Two-dimensional conductive surface oxide on CrN(001) and Cr_1-<i>x</i>Al<i>_x</i>N(001) films

CrN is a Mott-Hubbard insulator but forms a conductive surface oxide with a sheet conductance G_s = 5.9×10^-5 [Ω/sq]^-1 when exposed to oxygen. This is demonstrated by in situ transport measurements on epitaxial CrN(001) layers during a continuously increasing pressure dp/dt = 0.05 Pa/s of a 90% Ar - 10% O₂ mixture, suggesting the formation of a thin n-type doped layer through substitutional replacement of N surface atoms with O. Low-temperature transport measurements indicate incomplete carrier delocalization in the 2D conductive oxide.

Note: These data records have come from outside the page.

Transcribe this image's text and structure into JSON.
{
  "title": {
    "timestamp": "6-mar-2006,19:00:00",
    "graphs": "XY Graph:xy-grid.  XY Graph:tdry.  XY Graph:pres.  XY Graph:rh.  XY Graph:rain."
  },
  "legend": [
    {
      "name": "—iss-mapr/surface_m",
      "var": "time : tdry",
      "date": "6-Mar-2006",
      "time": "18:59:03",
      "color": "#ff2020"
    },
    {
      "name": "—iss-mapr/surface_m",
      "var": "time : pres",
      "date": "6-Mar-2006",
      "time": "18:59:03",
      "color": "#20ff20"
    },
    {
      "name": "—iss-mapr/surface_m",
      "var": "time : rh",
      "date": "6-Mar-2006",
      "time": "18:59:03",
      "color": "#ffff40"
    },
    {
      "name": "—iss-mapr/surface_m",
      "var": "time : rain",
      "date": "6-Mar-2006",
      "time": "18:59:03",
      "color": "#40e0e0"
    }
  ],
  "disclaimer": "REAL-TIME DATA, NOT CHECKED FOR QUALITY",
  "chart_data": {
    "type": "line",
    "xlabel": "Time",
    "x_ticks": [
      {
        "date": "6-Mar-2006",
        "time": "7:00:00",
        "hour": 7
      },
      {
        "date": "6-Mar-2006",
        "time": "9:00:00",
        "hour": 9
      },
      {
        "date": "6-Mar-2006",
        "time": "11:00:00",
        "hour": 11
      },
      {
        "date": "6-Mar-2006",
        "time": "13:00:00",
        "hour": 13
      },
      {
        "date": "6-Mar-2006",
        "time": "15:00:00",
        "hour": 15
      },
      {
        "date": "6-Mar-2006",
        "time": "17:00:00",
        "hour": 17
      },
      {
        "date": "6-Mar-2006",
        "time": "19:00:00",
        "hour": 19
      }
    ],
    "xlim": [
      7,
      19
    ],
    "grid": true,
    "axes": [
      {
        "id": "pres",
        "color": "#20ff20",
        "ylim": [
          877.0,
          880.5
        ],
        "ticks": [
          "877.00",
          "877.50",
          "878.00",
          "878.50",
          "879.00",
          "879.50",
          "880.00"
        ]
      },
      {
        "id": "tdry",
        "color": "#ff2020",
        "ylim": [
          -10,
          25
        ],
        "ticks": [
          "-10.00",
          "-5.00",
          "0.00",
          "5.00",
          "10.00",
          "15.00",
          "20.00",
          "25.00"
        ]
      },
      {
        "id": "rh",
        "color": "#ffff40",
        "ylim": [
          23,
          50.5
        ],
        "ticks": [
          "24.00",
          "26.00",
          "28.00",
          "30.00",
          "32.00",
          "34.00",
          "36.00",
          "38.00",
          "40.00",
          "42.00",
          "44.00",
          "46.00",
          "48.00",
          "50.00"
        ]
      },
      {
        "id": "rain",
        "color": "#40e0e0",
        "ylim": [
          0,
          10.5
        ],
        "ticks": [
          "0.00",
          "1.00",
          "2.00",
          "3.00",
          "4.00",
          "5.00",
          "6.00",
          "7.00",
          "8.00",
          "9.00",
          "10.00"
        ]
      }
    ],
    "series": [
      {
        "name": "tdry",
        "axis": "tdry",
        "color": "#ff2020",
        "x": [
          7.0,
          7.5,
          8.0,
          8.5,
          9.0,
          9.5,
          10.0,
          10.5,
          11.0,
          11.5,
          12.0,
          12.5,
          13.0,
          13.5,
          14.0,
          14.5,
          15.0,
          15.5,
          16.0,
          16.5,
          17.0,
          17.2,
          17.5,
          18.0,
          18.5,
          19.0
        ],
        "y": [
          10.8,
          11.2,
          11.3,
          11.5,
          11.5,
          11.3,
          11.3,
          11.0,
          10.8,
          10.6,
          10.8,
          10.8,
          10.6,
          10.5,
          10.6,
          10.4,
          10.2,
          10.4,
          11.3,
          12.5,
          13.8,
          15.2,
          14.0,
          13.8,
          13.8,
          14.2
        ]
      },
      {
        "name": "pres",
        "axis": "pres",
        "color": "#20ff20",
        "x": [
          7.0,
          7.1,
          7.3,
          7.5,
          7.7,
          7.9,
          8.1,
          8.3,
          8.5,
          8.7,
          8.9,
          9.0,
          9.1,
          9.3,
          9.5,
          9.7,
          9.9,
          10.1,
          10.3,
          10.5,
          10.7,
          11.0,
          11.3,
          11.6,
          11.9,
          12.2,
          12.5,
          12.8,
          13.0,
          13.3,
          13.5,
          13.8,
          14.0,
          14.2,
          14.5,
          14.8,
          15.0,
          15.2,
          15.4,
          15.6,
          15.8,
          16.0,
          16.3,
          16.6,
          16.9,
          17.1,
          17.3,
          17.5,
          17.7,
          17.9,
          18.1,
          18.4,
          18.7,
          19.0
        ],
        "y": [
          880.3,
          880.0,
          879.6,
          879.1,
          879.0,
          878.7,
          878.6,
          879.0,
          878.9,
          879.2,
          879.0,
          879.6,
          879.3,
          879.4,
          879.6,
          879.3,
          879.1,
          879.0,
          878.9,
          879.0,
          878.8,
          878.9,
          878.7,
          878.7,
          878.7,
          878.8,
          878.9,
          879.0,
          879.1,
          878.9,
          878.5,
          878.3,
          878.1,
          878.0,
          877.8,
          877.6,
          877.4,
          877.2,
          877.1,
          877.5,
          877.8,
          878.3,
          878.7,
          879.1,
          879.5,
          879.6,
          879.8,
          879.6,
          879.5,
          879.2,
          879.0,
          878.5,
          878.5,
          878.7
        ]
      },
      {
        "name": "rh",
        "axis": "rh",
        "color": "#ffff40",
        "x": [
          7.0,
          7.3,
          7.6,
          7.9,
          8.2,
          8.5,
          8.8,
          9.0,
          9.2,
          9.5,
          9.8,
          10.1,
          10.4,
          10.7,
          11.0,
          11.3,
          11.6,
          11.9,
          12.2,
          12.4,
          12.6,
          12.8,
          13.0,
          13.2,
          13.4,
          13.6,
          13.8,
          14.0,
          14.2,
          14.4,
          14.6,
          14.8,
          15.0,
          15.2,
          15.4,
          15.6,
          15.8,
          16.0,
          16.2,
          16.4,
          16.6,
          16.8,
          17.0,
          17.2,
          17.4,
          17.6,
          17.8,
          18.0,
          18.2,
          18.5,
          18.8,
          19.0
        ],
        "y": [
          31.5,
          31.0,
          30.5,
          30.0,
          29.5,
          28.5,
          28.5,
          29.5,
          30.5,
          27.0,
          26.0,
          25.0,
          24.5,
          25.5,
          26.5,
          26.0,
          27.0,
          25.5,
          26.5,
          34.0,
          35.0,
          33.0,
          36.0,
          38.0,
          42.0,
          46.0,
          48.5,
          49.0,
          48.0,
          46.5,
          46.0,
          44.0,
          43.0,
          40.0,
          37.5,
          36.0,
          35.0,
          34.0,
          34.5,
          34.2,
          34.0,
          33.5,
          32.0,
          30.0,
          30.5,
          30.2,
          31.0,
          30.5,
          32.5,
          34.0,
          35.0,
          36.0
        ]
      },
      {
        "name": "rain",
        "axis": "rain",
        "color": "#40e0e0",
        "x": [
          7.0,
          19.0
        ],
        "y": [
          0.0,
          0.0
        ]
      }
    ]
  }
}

Alloying with AlN to form cubic Cr_1-xAl_xN(001) films results in similar conductive surface oxides for x < 0.62, an increase in the room temperature resistivity from ρ = 0.070 to 26 Ω-cm for x = 0-0.46, and an increase in the optical band gap from 0.8 to 4.0 eV for x = 0-0.85. Direct oxygen incorporation during reactive deposition in a Ar-N₂-O₂ mixture yields epitaxial CrN_1-xO_x(001) films with a sheet resistance that decreases by over two orders-of-magnitude from 4.4×10³ to 7.5 Ω/sq with an increasing O₂ partial pressure P_O2 = 0-0.060 mTorr, and an insulator-to-metal transition at P_O2 = 0.015 mTorr. The overall results show that oxygen can be used to control transport in CrN, with potential applications in 2D electronics and thermoelectrics.